つかつく以外、アウトな方は閉じてくださいね。


私と三奈先輩に更先輩は、都心では見られなくなった甘味処『源絹之屋庵』に来ている。
此処は本店が『京都』にあって、茶道の流派からの贔屓も多い有名なお店。
が、サラ先輩は此処でも顔馴染みとあって。
三奈先輩と私は、驚くばかりである。
季節の和菓子が、一つで500円以上はザラなのに。
店主が『サラちゃんには、御世話になってるからさ』の一言。
色とりどりな和菓子を、重箱に詰めて風呂敷包みしてくれてる。
「凄いわよねえ。

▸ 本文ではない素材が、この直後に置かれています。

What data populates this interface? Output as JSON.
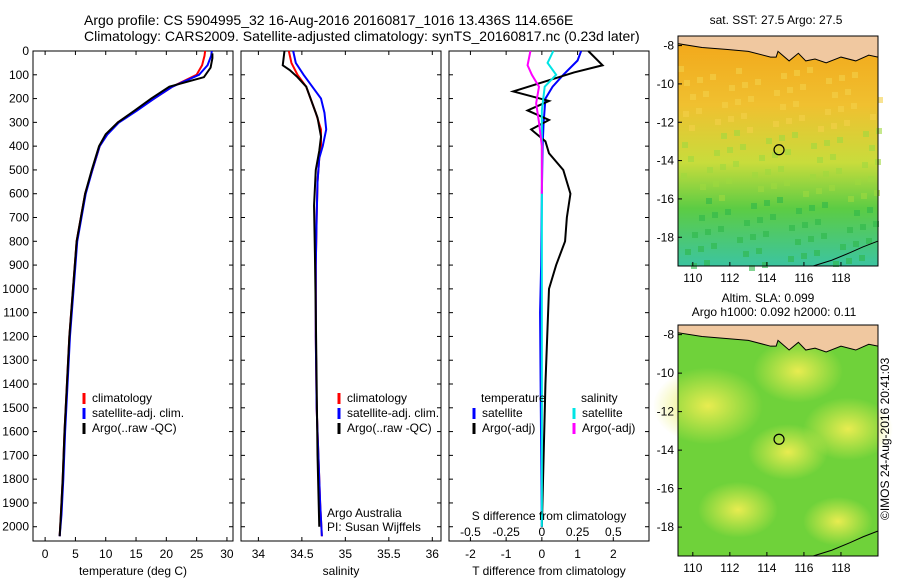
{
  "header": {
    "line1": "Argo profile: CS 5904995_32 16-Aug-2016 20160817_1016 13.436S 114.656E",
    "line2": "Climatology: CARS2009. Satellite-adjusted climatology: synTS_20160817.nc (0.23d later)"
  },
  "colors": {
    "climatology": "#ff0000",
    "satellite": "#0000ff",
    "argo": "#000000",
    "sat_salinity": "#00e5e5",
    "argo_salinity": "#ff00ff"
  },
  "chart_data": [
    {
      "type": "line",
      "xlabel": "temperature (deg C)",
      "xlim": [
        -2,
        31
      ],
      "xticks": [
        0,
        5,
        10,
        15,
        20,
        25,
        30
      ],
      "ylim": [
        0,
        2060
      ],
      "yticks": [
        0,
        100,
        200,
        300,
        400,
        500,
        600,
        700,
        800,
        900,
        1000,
        1100,
        1200,
        1300,
        1400,
        1500,
        1600,
        1700,
        1800,
        1900,
        2000
      ],
      "legend": [
        "climatology",
        "satellite-adj. clim.",
        "Argo(..raw -QC)"
      ],
      "legend_position": "lower-right",
      "series": [
        {
          "name": "climatology",
          "color": "#ff0000",
          "x": [
            26.4,
            26.3,
            25.9,
            25.0,
            21.0,
            18.0,
            15.0,
            12.0,
            10.2,
            9.0,
            7.8,
            6.6,
            5.9,
            5.2,
            4.6,
            4.0,
            3.6,
            3.2,
            2.9,
            2.6,
            2.4
          ],
          "y": [
            0,
            20,
            60,
            100,
            150,
            200,
            250,
            300,
            350,
            400,
            500,
            600,
            700,
            800,
            1000,
            1200,
            1400,
            1600,
            1800,
            1950,
            2040
          ]
        },
        {
          "name": "satellite-adj. clim.",
          "color": "#0000ff",
          "x": [
            27.5,
            27.4,
            26.8,
            25.4,
            21.0,
            18.0,
            15.2,
            12.2,
            10.3,
            9.0,
            7.8,
            6.7,
            6.0,
            5.3,
            4.7,
            4.1,
            3.7,
            3.3,
            3.0,
            2.7,
            2.4
          ],
          "y": [
            0,
            20,
            60,
            100,
            150,
            200,
            250,
            300,
            350,
            400,
            500,
            600,
            700,
            800,
            1000,
            1200,
            1400,
            1600,
            1800,
            1950,
            2040
          ]
        },
        {
          "name": "Argo(..raw -QC)",
          "color": "#000000",
          "x": [
            27.6,
            27.6,
            27.3,
            26.2,
            20.5,
            17.5,
            14.8,
            12.0,
            10.0,
            8.9,
            7.7,
            6.6,
            5.9,
            5.2,
            4.6,
            4.0,
            3.6,
            3.2,
            2.9,
            2.6,
            2.4
          ],
          "y": [
            10,
            30,
            70,
            110,
            150,
            200,
            250,
            300,
            350,
            400,
            500,
            600,
            700,
            800,
            1000,
            1200,
            1400,
            1600,
            1800,
            1950,
            2040
          ]
        }
      ]
    },
    {
      "type": "line",
      "xlabel": "salinity",
      "xlim": [
        33.8,
        36.1
      ],
      "xticks": [
        34,
        34.5,
        35,
        35.5,
        36
      ],
      "ylim": [
        0,
        2060
      ],
      "legend": [
        "climatology",
        "satellite-adj. clim.",
        "Argo(..raw -QC)"
      ],
      "legend_position": "lower-right",
      "annotations": [
        "Argo Australia",
        "PI: Susan Wijffels"
      ],
      "series": [
        {
          "name": "climatology",
          "color": "#ff0000",
          "x": [
            34.35,
            34.38,
            34.45,
            34.55,
            34.6,
            34.66,
            34.72,
            34.72,
            34.7,
            34.68,
            34.67,
            34.66,
            34.66,
            34.67,
            34.69,
            34.7,
            34.71,
            34.73
          ],
          "y": [
            0,
            50,
            100,
            150,
            200,
            260,
            330,
            400,
            450,
            550,
            700,
            900,
            1200,
            1500,
            1700,
            1800,
            1900,
            2040
          ]
        },
        {
          "name": "satellite-adj. clim.",
          "color": "#0000ff",
          "x": [
            34.4,
            34.43,
            34.52,
            34.62,
            34.72,
            34.76,
            34.78,
            34.74,
            34.7,
            34.68,
            34.67,
            34.66,
            34.66,
            34.67,
            34.69,
            34.7,
            34.71,
            34.73
          ],
          "y": [
            0,
            50,
            100,
            150,
            200,
            260,
            330,
            400,
            450,
            550,
            700,
            900,
            1200,
            1500,
            1700,
            1800,
            1900,
            2040
          ]
        },
        {
          "name": "Argo(..raw -QC)",
          "color": "#000000",
          "x": [
            34.3,
            34.28,
            34.36,
            34.45,
            34.55,
            34.6,
            34.68,
            34.72,
            34.7,
            34.66,
            34.64,
            34.65,
            34.66,
            34.67,
            34.68,
            34.7
          ],
          "y": [
            0,
            60,
            80,
            110,
            150,
            200,
            280,
            360,
            420,
            500,
            650,
            850,
            1100,
            1400,
            1700,
            2000
          ]
        }
      ]
    },
    {
      "type": "line",
      "xlabel": "T difference from climatology",
      "xlabel_top": "S difference from climatology",
      "xlim": [
        -2.6,
        3.0
      ],
      "xticks": [
        -2,
        -1,
        0,
        1,
        2
      ],
      "xticks_top": [
        -0.5,
        -0.25,
        0,
        0.25,
        0.5
      ],
      "xticks_top_labels": [
        "-0.5",
        "-0.25",
        "0",
        "0.25",
        "0.5"
      ],
      "ylim": [
        0,
        2060
      ],
      "legend_temperature": [
        "temperature",
        "satellite",
        "Argo(-adj)"
      ],
      "legend_salinity": [
        "salinity",
        "satellite",
        "Argo(-adj)"
      ],
      "series": [
        {
          "name": "satellite",
          "color": "#0000ff",
          "x": [
            1.1,
            1.0,
            0.6,
            0.3,
            0.1,
            0.05,
            0.02,
            0.0,
            -0.02,
            -0.05,
            -0.03,
            0.0
          ],
          "y": [
            0,
            40,
            100,
            150,
            200,
            300,
            400,
            600,
            900,
            1100,
            1500,
            2000
          ]
        },
        {
          "name": "Argo(-adj)",
          "color": "#000000",
          "x": [
            1.3,
            1.7,
            0.9,
            -0.8,
            0.2,
            -0.4,
            0.2,
            -0.3,
            0.1,
            0.2,
            0.6,
            0.8,
            0.7,
            0.65,
            0.4,
            0.2,
            0.15,
            0.1,
            0.05,
            0.0
          ],
          "y": [
            0,
            60,
            90,
            170,
            210,
            250,
            290,
            330,
            380,
            430,
            500,
            600,
            700,
            800,
            900,
            1000,
            1200,
            1400,
            1700,
            2000
          ]
        },
        {
          "name": "sat salinity",
          "color": "#00e5e5",
          "x": [
            0.08,
            0.04,
            0.1,
            0.02,
            0.0,
            0.0,
            0.0,
            0.0,
            0.0,
            0.0
          ],
          "x_units": "S",
          "y": [
            0,
            50,
            100,
            150,
            250,
            400,
            700,
            1000,
            1500,
            2000
          ]
        },
        {
          "name": "Argo salinity",
          "color": "#ff00ff",
          "x": [
            -0.08,
            -0.1,
            -0.07,
            -0.02,
            -0.04,
            -0.02,
            0.0,
            0.0,
            0.0
          ],
          "x_units": "S",
          "y": [
            0,
            60,
            100,
            150,
            220,
            300,
            400,
            500,
            600
          ]
        }
      ]
    },
    {
      "type": "heatmap",
      "title": "sat. SST: 27.5 Argo: 27.5",
      "xticks": [
        110,
        112,
        114,
        116,
        118
      ],
      "yticks": [
        -8,
        -10,
        -12,
        -14,
        -16,
        -18
      ],
      "xlim": [
        109.2,
        120.0
      ],
      "ylim": [
        -19.5,
        -7.5
      ],
      "marker": {
        "lon": 114.656,
        "lat": -13.436
      }
    },
    {
      "type": "heatmap",
      "title": "Altim. SLA: 0.099",
      "subtitle": "Argo h1000: 0.092 h2000: 0.11",
      "xticks": [
        110,
        112,
        114,
        116,
        118
      ],
      "yticks": [
        -8,
        -10,
        -12,
        -14,
        -16,
        -18
      ],
      "xlim": [
        109.2,
        120.0
      ],
      "ylim": [
        -19.5,
        -7.5
      ],
      "marker": {
        "lon": 114.656,
        "lat": -13.436
      }
    }
  ],
  "side_label": "©IMOS 24-Aug-2016 20:41:03"
}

此処って、千家筋や歌舞伎関係でも御贔屓って聞いてるわ」
三奈先輩は、店内のディスプレイに釘付けとなっている。
「だって、店主を紹介してくれたのはジローなのよ」
「でもなければ、此処は敷居が高過ぎるわよ」
私ですら気後れしてしまう。
「いらっしゃいまし、お待ちしておりました」
私達の後ろにやって来たのは、西陣織を普段着に着こなす貴婦人の様な女性だった。
「明日使いはるお菓子を、取りに来たんですの」
風呂敷包みを持参し、後ろに付き添って居るのは使用人なのかしら。
私達の住む街の奥は、『高級住宅街』で知られる『松涛』との境に近い。
「凄いよねえ。あれって、セレブ夫人でしょ?」
三奈先輩は珍しいのか、口元を抑えながら小声で話し掛けて来る。
「伯母様。お久しぶりです、サラです」
チラと見た貴婦人らしき女性が振り返ると、キツい目線を少し緩めていた。
「サラさん、ごきげんよう。こないな場所で、道草であらしゃりますか?」
「いえ、利休忌の打ち合わせで・・・」
「あら、そうですねえ。早いわねえ、もうそんな時期になりまして?」
「はい。ジロー・・じゃなかった、総二郎さんがお稽古頂くんです」
「あの子は昨日も、朝帰りでしたのよ」
「お付き合いも有るんですよね」
「どうだか。いい加減自覚をお持ちに・・・」
と、貴婦人が更に良い掛けた時。
『家元夫人・・お時間が』
と、初老の男性が声を掛けて来た。
「そうね。では、此方へ届けてくれるかしら」
「かしこまりました」
店主は恭しく、最敬礼に頭を下げている。
貴婦人は男性と共に、店内を後にした。


その貴婦人は、何故か私の方を一瞬チラリと見ていたのだけど。
私は先輩の後ろで重箱の和菓子に見とれて、全く気付かなかった。